Ces risques de dérives autoritaires, de privation de liberté cognitive, de contrôle des consciences dans notre pays sont la raison de la naissance de Decriminalize Nature France. Nous devons défendre notre droit inaliénable - notre droit de Nature - à pouvoir librement accéder aux Enthéogènes d’origine naturelle et à en vivre l'expérience, tant que nous respectons la condition sine qua non de ne pas nuire à autrui et faisons tout pour réduire les risques et optimiser les potentiels bénéfices de ces expériences.Nous sommes ici pour faire prendre conscience à la population française et au public francophone de l’irrationalité de ce type de modèle thérapeutique unique. Les Enthéogènes d’origine naturelle ne seront jamais la propriété de quiconque ou d’une quelconque industrie.

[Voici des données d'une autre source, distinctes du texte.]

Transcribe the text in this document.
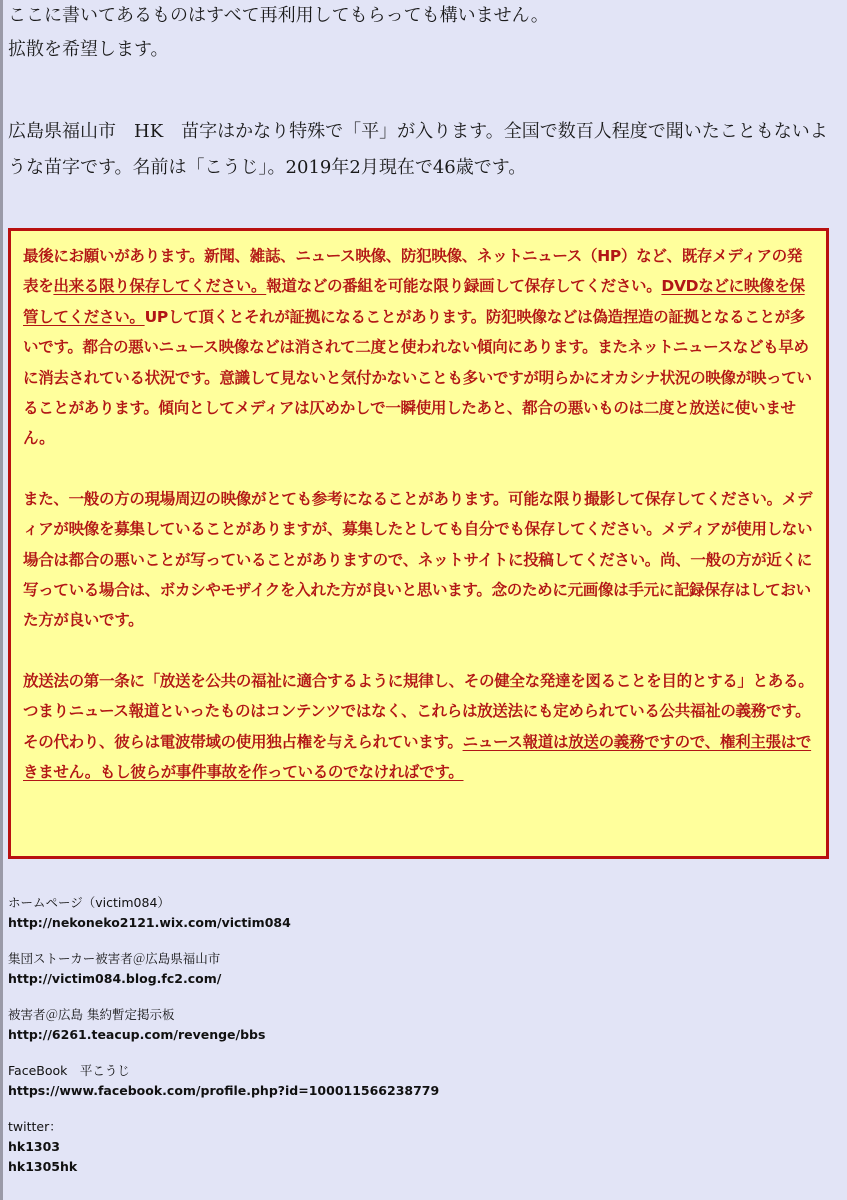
ここに書いてあるものはすべて再利用してもらっても構いません。

拡散を希望します。

広島県福山市　HK　苗字はかなり特殊で「平」が入ります。全国で数百人程度で聞いたこともないような苗字です。名前は「こうじ」。2019年2月現在で46歳です。

最後にお願いがあります。新聞、雑誌、ニュース映像、防犯映像、ネットニュース（HP）など、既存メディアの発表を出来る限り保存してください。報道などの番組を可能な限り録画して保存してください。DVDなどに映像を保管してください。UPして頂くとそれが証拠になることがあります。防犯映像などは偽造捏造の証拠となることが多いです。都合の悪いニュース映像などは消されて二度と使われない傾向にあります。またネットニュースなども早めに消去されている状況です。意識して見ないと気付かないことも多いですが明らかにオカシナ状況の映像が映っていることがあります。傾向としてメディアは仄めかしで一瞬使用したあと、都合の悪いものは二度と放送に使いません。

また、一般の方の現場周辺の映像がとても参考になることがあります。可能な限り撮影して保存してください。メディアが映像を募集していることがありますが、募集したとしても自分でも保存してください。メディアが使用しない場合は都合の悪いことが写っていることがありますので、ネットサイトに投稿してください。尚、一般の方が近くに写っている場合は、ボカシやモザイクを入れた方が良いと思います。念のために元画像は手元に記録保存はしておいた方が良いです。

放送法の第一条に「放送を公共の福祉に適合するように規律し、その健全な発達を図ることを目的とする」とある。つまりニュース報道といったものはコンテンツではなく、これらは放送法にも定められている公共福祉の義務です。その代わり、彼らは電波帯域の使用独占権を与えられています。ニュース報道は放送の義務ですので、権利主張はできません。もし彼らが事件事故を作っているのでなければです。

ホームページ（victim084）
http://nekoneko2121.wix.com/victim084
集団ストーカー被害者＠広島県福山市
http://victim084.blog.fc2.com/
被害者＠広島 集約暫定掲示板
http://6261.teacup.com/revenge/bbs
FaceBook　平こうじ
https://www.facebook.com/profile.php?id=100011566238779
twitter：
hk1303
hk1305hk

Le droit au bien-être, la liberté d’explorer notre conscience, notre liberté d’explorer notre lien avec la Nature et la Nature de notre Conscience doit rester intouchable.Comme disait Terence McKenna, « Si les mots 'vie, liberté et recherche du bonheur' n'incluent pas le droit d'expérimenter avec votre propre conscience, alors la Déclaration d'indépendance ne vaut pas le chanvre sur lequel elle a été écrite. »Il en est de même pour La Déclaration des Droits de l’Homme et du Citoyen de 1789.
Pour Decriminalize Nature France, Guillaume Dupont.